Amplo acesso à saúde
Até o momento, o sistema de saúde alemão está sendo capaz de absorver os pacientes que necessitam de tratamento hospitalar. O governo federal anunciou o aumento da sua capacidade de leitos de UTI com ventiladores, de 28 mil para 50 mil.
O governo da capital Berlim também aprovou um plano para construir um hospital com capacidade para atender mil pacientes.
Na Alemanha, toda a população é obrigada a ter seguro de saúde. A grande maioria opta pelo sistema público, pago diretamente pelo contribuinte a seguradoras e que pode ser descontado do imposto de renda. Logo, quase todos os habitantes do país têm acesso a um dos melhores e mais bem equipados sistemas de saúde do mundo.
"Temos um sistema de saúde muito bom na Alemanha. Em contraste, por exemplo, com os Estados Unidos.
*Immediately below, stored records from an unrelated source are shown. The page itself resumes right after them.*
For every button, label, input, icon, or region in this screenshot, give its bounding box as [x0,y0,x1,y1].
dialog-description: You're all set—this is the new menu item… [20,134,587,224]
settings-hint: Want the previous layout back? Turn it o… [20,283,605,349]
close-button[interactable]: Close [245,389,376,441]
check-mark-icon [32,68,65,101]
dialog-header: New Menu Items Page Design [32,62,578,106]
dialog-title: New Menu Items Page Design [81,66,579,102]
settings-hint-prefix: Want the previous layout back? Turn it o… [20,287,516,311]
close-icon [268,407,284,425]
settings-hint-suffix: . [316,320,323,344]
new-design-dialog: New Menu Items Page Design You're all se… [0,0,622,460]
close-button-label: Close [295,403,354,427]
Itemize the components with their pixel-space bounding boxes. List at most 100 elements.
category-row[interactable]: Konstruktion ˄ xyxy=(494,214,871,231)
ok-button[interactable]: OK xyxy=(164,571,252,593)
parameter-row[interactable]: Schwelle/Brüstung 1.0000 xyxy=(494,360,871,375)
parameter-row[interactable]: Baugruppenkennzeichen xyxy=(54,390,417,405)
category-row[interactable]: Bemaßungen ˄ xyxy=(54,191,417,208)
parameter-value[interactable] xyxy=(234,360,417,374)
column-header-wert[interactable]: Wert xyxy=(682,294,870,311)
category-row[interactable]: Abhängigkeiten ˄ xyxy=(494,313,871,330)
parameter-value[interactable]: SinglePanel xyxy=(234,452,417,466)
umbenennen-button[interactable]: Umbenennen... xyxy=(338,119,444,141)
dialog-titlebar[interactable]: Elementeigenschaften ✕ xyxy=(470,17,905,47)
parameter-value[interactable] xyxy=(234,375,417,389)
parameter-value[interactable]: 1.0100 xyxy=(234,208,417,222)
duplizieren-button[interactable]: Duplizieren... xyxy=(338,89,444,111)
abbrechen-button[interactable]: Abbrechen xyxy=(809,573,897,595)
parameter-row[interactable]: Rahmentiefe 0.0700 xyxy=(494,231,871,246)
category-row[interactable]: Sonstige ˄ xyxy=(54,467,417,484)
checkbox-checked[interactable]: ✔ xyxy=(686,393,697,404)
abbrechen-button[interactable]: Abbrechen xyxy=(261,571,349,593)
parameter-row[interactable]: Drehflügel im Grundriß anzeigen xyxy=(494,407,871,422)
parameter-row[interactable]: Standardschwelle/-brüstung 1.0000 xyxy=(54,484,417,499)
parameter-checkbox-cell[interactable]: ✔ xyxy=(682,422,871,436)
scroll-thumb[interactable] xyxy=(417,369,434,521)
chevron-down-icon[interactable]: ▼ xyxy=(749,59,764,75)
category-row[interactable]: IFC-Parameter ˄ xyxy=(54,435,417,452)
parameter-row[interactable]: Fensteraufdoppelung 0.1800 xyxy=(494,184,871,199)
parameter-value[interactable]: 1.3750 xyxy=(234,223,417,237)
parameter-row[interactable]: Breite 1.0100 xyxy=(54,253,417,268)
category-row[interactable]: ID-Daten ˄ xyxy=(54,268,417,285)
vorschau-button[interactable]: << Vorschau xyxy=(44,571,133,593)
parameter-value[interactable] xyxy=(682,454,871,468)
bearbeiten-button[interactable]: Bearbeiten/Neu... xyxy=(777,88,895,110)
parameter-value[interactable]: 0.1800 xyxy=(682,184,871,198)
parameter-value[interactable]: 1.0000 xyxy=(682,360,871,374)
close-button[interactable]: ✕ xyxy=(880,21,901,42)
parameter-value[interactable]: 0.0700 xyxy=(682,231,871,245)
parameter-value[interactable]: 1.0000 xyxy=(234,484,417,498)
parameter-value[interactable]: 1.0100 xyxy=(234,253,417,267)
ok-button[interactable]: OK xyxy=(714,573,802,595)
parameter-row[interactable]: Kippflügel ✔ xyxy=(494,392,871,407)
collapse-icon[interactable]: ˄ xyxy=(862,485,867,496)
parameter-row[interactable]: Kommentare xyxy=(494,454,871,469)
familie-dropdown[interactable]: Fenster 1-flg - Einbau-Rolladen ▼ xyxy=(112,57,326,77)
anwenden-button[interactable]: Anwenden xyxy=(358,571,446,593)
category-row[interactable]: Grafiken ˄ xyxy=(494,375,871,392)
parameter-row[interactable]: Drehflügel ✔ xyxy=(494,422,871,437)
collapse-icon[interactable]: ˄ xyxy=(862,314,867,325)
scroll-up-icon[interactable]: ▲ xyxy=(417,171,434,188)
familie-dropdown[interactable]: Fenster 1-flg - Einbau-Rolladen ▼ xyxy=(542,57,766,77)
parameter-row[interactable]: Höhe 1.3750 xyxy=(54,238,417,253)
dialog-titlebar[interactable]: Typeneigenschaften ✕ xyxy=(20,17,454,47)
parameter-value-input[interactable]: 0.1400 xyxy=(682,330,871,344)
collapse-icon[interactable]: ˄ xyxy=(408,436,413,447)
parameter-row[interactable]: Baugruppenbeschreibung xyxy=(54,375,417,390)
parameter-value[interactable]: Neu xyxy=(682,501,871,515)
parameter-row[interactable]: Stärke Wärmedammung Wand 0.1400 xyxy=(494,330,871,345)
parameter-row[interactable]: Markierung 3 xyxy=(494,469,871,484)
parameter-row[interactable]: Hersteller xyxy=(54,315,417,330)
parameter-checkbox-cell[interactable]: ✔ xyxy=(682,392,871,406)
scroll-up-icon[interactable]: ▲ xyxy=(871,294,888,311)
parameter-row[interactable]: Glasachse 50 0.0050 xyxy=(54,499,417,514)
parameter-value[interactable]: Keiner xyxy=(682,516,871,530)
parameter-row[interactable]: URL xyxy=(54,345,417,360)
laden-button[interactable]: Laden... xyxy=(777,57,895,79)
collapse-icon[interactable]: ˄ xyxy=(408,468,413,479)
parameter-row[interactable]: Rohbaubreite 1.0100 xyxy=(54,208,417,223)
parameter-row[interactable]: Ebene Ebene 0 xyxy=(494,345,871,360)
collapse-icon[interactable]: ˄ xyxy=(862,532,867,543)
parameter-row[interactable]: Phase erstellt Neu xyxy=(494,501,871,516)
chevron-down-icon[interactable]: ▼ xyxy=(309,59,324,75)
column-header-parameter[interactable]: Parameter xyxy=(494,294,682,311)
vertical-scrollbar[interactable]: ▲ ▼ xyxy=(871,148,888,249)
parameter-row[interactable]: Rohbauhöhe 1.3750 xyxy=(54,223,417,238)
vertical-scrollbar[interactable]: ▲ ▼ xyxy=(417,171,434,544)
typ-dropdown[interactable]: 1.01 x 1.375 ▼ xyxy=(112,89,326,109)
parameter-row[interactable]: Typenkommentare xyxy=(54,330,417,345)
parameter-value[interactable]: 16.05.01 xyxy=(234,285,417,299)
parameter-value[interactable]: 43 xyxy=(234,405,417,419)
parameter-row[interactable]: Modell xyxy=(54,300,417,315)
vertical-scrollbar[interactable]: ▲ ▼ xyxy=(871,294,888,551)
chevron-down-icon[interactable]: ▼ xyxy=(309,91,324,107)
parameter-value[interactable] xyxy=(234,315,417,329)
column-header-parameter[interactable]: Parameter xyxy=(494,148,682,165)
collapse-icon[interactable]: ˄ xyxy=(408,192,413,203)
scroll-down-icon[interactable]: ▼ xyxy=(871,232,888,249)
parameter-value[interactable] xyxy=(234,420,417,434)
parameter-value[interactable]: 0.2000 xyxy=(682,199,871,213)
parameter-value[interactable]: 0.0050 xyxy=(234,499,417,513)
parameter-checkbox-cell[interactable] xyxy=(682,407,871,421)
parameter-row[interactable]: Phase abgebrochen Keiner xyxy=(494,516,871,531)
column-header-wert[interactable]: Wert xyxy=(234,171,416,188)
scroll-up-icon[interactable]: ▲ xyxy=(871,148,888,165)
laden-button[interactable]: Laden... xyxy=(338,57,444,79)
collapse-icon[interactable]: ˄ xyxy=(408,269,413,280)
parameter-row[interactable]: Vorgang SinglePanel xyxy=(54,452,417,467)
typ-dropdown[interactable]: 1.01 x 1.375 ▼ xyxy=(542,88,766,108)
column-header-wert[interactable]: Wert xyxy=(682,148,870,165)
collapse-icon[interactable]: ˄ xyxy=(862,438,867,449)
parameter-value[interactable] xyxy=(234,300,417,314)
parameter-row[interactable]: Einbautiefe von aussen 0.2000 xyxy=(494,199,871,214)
Todos são cobertos por um plano de saúde e recebem assistência médica de alta qualidade em ambulatório e em hospitais", diz Protzer.
Resposta ágil
Após observar a gravidade da situação na Itália, os especialistas acreditam que a Alemanha reagiu rapidamente à pandemia e tem conseguido lidar com casos graves e conter o vírus.
"A Alemanha reagiu muito cedo quando um primeiro cluster de infecção foi identificado em janeiro, em Munique. Como resultado, intensa administração e programas foram preparados pelo governo nacional e regional para combater a covid-19", explica Spinner.
Ainda não se sabe, porém, quanto tempo as medidas de distanciamento social devem durar. "Tudo depende de quão eficiente formos em educar o público e de como as pessoas vão cooperar. Olhando para a China, pode ser preciso ao menos oito semanas para ter sucesso", avalia Protzer.
Outro fator a ser analisado, explicam os médicos, é a elevada possibilidade de novos surtos do vírus mesmo após a sua contenção. "Haverá um risco remanescente de novos surtos. Teremos que desacelerar o máximo possível a epidemia para evitar o colapso do sistema de saúde e permitir o desenvolvimento de uma terapia e de uma vacina", afirma a virologista.
Proteção social
O governo alemão adotou diversas medidas para proteger a economia, empresas e trabalhadores afetados pela pandemia. Ainda nesta semana, o Parlamento deve aprovar um superpacote de estímulo emergencial que pode chegar a 750 bilhões de euros (R$ 4,27 trilhões), equivalente a mais da metade de todo o PIB brasileiro em 2019.
Pequenas empresas e freelancers poderão receber até 15 mil euros (R$ 85,5 mil)em subsídios diretos em um período de até três meses casos seus rendimentos sejam afetados pela pandemia. Desta forma, os trabalhadores afetados não precisariam se arriscar para manter sua renda.
Além disso, 400 bilhões de euros (R4 2,28 trilhões) devem estar disponíveis para companhias maiores por meio de um fundo de estabilização.
Outras medidas incluem um programa de crédito ilimitado via o banco estatal de desenvolvimento KfW. Senhorios também não poderão despejar os inquilinos que não conseguirem pagar o aluguel devido à pandemia.